SHIRLEY works on the tills at Tesco. She would like to eat salmon en croute but her husband has vetoed the idea because he thinks it looks too dry, or "too claggy" as he colourfully put it.

Her neighbour's children have a paddling pool of Olympic proportions which they splash about in from the crack of dawn until supper time. And her son breaks out into a cold sweat if he sucks a sherbet lemon.

I know all this, not because I am a stalker who monitors her every move (put that injunction away, Shirl), but because she and I usually have a bit of a

chin wag as I'm packing my groceries during my regular Tuesday jaunts to the

supermarket.

Shirley is one of the new breed of till workers who don't just sling your goods down the conveyor belt while carrying on a conversation with their

neighbour about their boyfriend's bad habits ("honestly Trace, he could burp

for Britain").

Instead she greets every customers with a smile, asks them if they need help and makes the whole tedious process a lot more enjoyable by chatting about something and nothing until the groceries are all packed away, the money has been paid and the customer is ready to scuttle like a crab back

to the car while hanging on to their wonky trolley.

This new breed of friendly super-market workers, most of whom appear to be 50 plus women, has been influenced to some degree by the American "have a nice day" merchants, but thankfully they have swapped some of the false saccharine sweetness of the US charm offensive for genuine warmth.

Unfortunately, however, this is not likely to be the last Americanisation to

hit our supermarkets, and the next might not be quite so easy to deal with.

Britain's first Wal-Mart opened last year among a sprawl of shed-like superstores in Bristol's Patchway district. It was just one store, but its arrival in this country changed the game completely.

Tesco and Asda soon announced reams of price cuts and, more recently,

revealed plans to bring prices down to American levels within 18 months. Good

news, you might think, because lower prices obviously equal more money in customers' pockets and less in the tills, but this might not be the only Wal-Mart tactic that British supermarkets are forced to follow to remain competitive.

Implacably anti-union, Wal-Mart, which has 3,000 US stores and annual sales

of £136 billion, has helped transform American retailing by showing how

profitable it can be to use part-time and temporary workers who are not entitled to benefits or to redundancy when they are let go. Its wages are well below the industry average, with many of its workers poor enough to qualify for the US equivalent of income support, and now it is being sued by employees for sex discrimination.

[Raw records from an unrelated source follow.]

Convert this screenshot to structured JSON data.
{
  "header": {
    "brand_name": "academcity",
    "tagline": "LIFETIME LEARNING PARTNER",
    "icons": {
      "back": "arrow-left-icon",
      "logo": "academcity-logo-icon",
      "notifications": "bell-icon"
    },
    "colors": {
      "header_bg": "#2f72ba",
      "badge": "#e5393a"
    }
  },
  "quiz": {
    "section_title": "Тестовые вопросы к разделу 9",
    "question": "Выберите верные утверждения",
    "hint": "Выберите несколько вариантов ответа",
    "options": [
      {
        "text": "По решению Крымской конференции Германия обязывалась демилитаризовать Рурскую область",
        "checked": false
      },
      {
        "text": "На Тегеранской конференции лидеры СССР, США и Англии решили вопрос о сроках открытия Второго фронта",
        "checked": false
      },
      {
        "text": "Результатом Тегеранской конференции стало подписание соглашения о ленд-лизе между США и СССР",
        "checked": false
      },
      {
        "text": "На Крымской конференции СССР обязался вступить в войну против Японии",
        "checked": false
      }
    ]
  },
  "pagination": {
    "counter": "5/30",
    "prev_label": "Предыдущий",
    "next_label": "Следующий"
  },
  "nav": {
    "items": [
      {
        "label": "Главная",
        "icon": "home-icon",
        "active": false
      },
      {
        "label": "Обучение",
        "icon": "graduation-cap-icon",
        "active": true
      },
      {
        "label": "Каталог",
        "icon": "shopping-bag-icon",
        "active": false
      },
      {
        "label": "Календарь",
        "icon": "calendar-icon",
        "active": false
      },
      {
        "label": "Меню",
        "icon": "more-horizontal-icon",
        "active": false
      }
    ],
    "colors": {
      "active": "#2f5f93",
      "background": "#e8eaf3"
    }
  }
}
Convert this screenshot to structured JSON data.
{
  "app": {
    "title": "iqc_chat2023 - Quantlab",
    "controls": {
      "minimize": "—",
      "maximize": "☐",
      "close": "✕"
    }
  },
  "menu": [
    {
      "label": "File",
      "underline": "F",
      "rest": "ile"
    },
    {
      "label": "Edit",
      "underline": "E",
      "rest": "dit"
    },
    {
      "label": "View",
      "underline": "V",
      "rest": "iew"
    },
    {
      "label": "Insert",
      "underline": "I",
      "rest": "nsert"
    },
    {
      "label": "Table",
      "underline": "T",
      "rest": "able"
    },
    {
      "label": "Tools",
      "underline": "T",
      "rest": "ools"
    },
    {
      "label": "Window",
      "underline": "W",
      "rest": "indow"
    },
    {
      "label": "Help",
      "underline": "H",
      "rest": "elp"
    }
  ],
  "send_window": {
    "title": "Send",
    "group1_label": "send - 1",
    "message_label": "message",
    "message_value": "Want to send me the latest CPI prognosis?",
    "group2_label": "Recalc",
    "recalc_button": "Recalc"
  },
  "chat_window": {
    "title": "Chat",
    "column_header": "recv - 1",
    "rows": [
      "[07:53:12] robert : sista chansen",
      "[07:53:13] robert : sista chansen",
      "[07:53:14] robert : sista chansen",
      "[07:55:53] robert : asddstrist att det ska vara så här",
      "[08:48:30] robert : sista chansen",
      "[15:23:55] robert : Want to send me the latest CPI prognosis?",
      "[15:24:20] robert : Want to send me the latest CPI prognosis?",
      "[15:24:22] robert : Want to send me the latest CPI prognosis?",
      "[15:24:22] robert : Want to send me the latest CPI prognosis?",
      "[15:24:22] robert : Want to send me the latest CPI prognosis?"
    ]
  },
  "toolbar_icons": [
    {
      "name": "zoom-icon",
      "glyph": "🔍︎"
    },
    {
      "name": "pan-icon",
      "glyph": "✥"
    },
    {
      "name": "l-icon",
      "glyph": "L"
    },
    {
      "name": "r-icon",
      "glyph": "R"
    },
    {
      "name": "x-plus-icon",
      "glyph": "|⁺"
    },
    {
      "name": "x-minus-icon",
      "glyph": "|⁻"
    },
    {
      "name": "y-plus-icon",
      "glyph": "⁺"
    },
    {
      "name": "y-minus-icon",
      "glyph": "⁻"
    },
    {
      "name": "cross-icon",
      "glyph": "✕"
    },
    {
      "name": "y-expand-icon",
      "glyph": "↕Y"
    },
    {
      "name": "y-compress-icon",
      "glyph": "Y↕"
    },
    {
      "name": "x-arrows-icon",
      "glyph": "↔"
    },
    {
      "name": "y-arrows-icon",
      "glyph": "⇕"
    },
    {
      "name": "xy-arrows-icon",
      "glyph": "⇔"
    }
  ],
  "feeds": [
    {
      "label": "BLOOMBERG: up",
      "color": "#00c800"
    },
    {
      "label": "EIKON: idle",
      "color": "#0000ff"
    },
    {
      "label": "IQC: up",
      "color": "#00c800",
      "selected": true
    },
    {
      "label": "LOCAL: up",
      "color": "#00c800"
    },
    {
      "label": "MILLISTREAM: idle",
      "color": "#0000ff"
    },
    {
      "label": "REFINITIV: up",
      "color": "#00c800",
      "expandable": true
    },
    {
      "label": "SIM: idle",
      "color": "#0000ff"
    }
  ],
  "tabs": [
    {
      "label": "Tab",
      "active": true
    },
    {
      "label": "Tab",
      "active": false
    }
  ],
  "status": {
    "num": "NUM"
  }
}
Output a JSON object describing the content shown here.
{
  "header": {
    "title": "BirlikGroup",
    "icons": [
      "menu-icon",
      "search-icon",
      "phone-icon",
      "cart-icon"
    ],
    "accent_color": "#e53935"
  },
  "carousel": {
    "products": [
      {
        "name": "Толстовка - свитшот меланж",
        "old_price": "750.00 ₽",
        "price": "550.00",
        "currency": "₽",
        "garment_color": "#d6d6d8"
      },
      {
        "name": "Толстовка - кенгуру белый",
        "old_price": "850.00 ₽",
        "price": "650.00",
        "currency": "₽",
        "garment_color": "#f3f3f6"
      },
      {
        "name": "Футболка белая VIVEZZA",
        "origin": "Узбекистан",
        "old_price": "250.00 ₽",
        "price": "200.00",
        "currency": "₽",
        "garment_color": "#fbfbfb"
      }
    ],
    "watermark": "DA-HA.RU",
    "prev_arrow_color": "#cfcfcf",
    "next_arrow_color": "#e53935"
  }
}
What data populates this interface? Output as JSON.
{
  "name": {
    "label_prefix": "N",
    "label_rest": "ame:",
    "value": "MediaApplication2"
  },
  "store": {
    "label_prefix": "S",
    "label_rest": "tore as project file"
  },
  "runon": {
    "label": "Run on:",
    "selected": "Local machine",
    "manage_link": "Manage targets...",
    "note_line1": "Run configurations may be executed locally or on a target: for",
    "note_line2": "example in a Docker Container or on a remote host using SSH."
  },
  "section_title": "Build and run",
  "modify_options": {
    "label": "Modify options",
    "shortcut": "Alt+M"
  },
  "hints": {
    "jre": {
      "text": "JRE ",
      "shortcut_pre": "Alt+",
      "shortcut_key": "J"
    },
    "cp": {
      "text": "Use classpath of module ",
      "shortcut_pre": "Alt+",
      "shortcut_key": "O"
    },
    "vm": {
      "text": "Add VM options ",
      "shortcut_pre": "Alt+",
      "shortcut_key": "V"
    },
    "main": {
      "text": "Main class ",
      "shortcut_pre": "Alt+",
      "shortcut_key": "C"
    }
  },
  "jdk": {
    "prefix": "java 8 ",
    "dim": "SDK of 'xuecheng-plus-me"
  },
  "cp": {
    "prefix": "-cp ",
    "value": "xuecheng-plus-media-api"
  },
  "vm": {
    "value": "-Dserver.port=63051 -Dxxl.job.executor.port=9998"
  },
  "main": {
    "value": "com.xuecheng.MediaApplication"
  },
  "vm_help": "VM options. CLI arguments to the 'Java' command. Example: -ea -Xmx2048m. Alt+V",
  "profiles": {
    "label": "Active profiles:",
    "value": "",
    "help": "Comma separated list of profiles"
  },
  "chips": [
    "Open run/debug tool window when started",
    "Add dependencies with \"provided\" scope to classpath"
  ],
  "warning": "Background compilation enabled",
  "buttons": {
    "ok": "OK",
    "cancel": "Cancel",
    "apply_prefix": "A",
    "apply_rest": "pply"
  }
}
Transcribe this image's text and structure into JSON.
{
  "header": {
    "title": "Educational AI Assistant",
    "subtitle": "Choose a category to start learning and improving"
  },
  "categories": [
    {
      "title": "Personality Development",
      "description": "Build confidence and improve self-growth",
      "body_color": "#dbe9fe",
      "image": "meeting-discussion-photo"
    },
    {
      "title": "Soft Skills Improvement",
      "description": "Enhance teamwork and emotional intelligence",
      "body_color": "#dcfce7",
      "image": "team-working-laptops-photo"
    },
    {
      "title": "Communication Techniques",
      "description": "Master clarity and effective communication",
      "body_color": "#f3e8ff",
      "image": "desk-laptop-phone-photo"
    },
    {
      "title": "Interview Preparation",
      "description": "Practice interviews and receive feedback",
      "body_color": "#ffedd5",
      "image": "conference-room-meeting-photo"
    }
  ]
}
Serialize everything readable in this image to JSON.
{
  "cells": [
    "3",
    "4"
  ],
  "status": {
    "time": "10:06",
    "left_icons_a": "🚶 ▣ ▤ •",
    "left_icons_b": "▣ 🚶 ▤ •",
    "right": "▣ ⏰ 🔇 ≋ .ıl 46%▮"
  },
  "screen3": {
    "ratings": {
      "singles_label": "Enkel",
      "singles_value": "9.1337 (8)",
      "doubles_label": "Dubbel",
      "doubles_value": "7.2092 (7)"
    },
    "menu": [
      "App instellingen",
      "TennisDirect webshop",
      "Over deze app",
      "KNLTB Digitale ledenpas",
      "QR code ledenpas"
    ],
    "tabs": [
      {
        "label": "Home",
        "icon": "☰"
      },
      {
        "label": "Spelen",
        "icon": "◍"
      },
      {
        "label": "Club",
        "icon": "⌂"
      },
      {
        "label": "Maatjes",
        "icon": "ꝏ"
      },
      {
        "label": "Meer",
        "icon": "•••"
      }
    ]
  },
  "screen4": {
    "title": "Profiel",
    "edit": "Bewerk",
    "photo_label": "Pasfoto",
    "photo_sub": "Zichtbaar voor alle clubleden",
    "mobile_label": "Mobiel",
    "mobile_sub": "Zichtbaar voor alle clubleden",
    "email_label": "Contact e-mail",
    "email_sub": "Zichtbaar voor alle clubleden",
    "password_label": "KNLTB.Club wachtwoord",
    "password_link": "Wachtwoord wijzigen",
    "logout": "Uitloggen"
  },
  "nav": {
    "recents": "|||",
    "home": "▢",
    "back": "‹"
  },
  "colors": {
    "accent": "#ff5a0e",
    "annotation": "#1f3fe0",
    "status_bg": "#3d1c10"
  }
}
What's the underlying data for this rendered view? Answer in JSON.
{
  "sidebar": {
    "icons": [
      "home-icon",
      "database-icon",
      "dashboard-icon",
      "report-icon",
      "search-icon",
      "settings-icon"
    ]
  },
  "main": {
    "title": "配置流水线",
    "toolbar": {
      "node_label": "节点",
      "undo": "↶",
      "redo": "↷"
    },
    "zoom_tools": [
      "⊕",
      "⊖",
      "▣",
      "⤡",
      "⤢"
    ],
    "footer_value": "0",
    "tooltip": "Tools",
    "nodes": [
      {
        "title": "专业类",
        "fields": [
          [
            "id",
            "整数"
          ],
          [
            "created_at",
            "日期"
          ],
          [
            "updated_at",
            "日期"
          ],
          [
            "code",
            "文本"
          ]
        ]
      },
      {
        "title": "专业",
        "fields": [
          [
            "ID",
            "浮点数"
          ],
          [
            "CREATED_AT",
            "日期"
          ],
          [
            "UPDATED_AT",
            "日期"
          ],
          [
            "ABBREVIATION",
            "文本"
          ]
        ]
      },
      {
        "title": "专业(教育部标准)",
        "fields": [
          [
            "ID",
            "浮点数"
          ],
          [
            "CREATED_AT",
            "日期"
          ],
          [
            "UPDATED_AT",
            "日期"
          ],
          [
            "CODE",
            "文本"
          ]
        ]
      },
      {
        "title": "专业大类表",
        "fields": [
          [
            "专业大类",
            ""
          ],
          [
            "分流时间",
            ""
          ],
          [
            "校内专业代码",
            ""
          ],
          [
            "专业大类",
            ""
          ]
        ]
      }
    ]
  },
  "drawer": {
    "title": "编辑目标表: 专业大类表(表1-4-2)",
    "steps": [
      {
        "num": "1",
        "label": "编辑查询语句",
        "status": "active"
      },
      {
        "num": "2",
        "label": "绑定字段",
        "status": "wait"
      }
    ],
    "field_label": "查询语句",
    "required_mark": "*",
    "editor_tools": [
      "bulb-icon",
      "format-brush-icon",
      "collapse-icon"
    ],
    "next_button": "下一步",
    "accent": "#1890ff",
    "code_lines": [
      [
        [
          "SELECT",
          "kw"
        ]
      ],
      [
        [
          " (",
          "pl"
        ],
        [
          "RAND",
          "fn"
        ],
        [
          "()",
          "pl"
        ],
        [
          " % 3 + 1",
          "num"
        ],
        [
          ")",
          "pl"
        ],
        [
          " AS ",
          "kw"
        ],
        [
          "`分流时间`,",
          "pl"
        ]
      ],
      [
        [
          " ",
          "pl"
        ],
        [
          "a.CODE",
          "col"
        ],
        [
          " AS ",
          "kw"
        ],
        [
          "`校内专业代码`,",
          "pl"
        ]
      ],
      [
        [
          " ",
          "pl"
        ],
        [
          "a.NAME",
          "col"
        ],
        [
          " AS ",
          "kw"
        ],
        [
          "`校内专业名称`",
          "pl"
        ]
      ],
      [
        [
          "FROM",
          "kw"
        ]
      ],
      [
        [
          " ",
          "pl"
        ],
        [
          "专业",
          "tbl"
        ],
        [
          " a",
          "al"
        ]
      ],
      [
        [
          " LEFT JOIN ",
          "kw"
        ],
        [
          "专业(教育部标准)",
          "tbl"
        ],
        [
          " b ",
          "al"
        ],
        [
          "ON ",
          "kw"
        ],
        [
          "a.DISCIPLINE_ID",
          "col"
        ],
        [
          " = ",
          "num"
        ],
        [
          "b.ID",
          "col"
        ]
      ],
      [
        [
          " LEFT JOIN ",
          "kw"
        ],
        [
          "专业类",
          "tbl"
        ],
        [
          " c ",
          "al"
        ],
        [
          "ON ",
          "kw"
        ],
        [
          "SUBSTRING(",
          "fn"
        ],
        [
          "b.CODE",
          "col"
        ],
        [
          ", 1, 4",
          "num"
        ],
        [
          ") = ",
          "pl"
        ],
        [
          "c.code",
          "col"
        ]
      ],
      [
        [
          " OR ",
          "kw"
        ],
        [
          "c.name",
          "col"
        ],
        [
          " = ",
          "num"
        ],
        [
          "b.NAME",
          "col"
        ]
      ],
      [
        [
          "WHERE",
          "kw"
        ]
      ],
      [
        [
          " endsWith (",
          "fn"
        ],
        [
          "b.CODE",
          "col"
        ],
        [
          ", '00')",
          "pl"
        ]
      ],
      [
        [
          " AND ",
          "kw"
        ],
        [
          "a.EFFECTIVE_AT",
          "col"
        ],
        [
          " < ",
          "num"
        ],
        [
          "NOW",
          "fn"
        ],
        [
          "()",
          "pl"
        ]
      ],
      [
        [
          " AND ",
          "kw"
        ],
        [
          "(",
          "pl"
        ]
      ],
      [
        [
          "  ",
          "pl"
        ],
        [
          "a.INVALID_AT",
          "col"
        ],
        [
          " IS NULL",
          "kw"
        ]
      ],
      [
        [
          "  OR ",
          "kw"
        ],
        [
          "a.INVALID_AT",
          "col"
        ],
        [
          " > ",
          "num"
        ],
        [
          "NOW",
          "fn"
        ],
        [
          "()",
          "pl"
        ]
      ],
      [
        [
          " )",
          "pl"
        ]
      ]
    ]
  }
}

The suit, which could include an estimated 500,000 current and former

employees if it is given class-action status (making it the largest sex

discrimination suit ever filed), claims that women are systematically being

relegated to lower-paid jobs and denied advancement opportunities. Wal-Mart is the largest employer of women in America, 70 per cent of its 100

million customers are women, and it uses female celebrities to actively

market itself to women. And yet, if the claims of the law suit are to be

believed, it does not regard women as an important part of its multi-billion

dollar business.

It could be that the problem lies with the top brass, who are all - bar one -

male, and who have been accused of living in the past; in 1962 to be precise

when their first stores opened in small town America and equal opportunities

laws had yet to get a grip.

But now its employees are giving the firm a not-so-gentle reminder that it is

not 1962 any more and that women can no longer be regarded as second class

citizens in the workplace.

This might seem to have little relevance for till workers at York's Askham Bar Tesco, but if the Americanisation of our supermarkets continues, as it undoubtedly will, it can only be a matter of time before "having a nice day" will be a long distant memory for Shirl and the girls.